When even Robert Gates begins to sound like President Eisenhower, it is time for ordinary citizens to pay attention. In my 2006 book "Nemesis: The Last Days of the American Republic," with an eye to bringing the imperial presidency under some modest control, I advocated that we Americans abolish the CIA altogether, along with other dangerous and redundant agencies in our alphabet soup of 16 secret intelligence agencies, and replace them with the State Department's professional staff devoted to collecting and analyzing foreign intelligence. I still hold that position.

Nonetheless, the current situation represents the worst of all possible worlds.

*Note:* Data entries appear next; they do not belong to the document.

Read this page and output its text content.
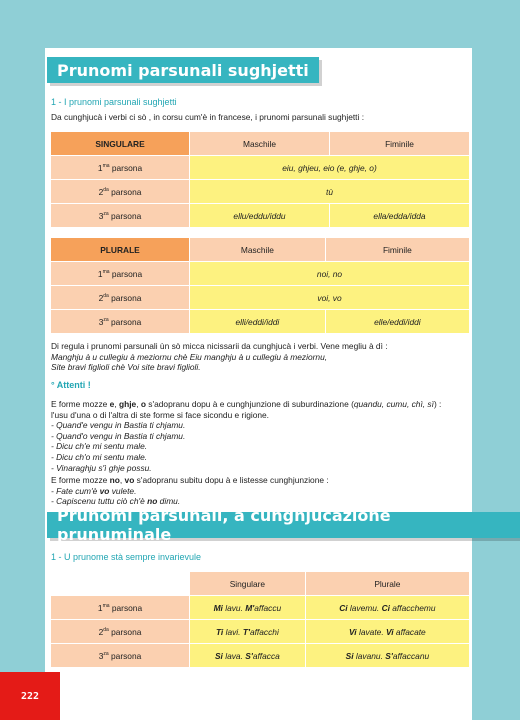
Prunomi parsunali sughjetti
1 - I prunomi parsunali sughjetti
Da cunghjucà i verbi ci sò , in corsu cum'è in francese, i prunomi parsunali sughjetti :
SINGULARE	Maschile	Fiminile
$1^{ma}$ parsona	eiu, ghjeu, eio (e, ghje, o)	
$2^{da}$ parsona	tù	
$3^{za}$ parsona	ellu/eddu/iddu	ella/edda/idda
PLURALE	Maschile	Fiminile
$1^{ma}$ parsona	noi, no	
$2^{da}$ parsona	voi, vo	
$3^{za}$ parsona	elli/eddi/iddi	elle/eddi/iddi

Di regula i prunomi parsunali ùn sò micca nicissarii da cunghjucà i verbi. Vene megliu à dì :

Manghju à u cullegiu à meziornu chè Eiu manghju à u cullegiu à meziornu,

Site bravi figlioli chè Voi site bravi figlioli.

° Attenti !

E forme mozze e, ghje, o s'adopranu dopu à e cunghjunzione di suburdinazione (quandu, cumu, chì, sì) :

l'usu d'una o di l'altra di ste forme si face sicondu e rigione.

- Quand'e vengu in Bastia ti chjamu.

- Quand'o vengu in Bastia ti chjamu.

- Dicu ch'e mi sentu male.

- Dicu ch'o mi sentu male.

- Vinaraghju s'ì ghje possu.

E forme mozze no, vo s'adopranu subitu dopu à e listesse cunghjunzione :

- Fate cum'è vo vulete.

- Capiscenu tuttu ciò ch'è no dimu.

Prunomi parsunali, a cunghjucazione prunuminale
1 - U prunome stà sempre invarievule
	Singulare	Plurale
$1^{ma}$ parsona	Mi lavu. M'affaccu	Ci lavemu. Ci affacchemu
$2^{da}$ parsona	Ti lavi. T'affacchi	Vi lavate. Vi affacate
$3^{za}$ parsona	Si lava. S'affacca	Si lavanu. S'affaccanu
222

Successive administrations and Congresses have made no effort to alter the CIA's role as the president's private army, even as we have increased its incompetence by turning over many of its functions to the private sector. We have thereby heightened the risks of war by accident, or by presidential whim, as well as of surprise attack because our government is no longer capable of accurately assessing what is going on in the world and because its intelligence agencies are so open to pressure, penetration and manipulation of every kind.


Chalmers Johnson here seems to back off from the implications of what he is relating, keeping the discussion well within the bounds of how “our” government should assess “what’s going on in the world.” This is not unusual for mainstream journalists and veterans of the so-called “intelligence community.”

In any case, as Naomi Klein points out, the unaccountable corporate money-power of the fully privatized pathocracy is now well placed to assume full control should the economy collapse. And it is well-placed to decide if and when the economy collapses.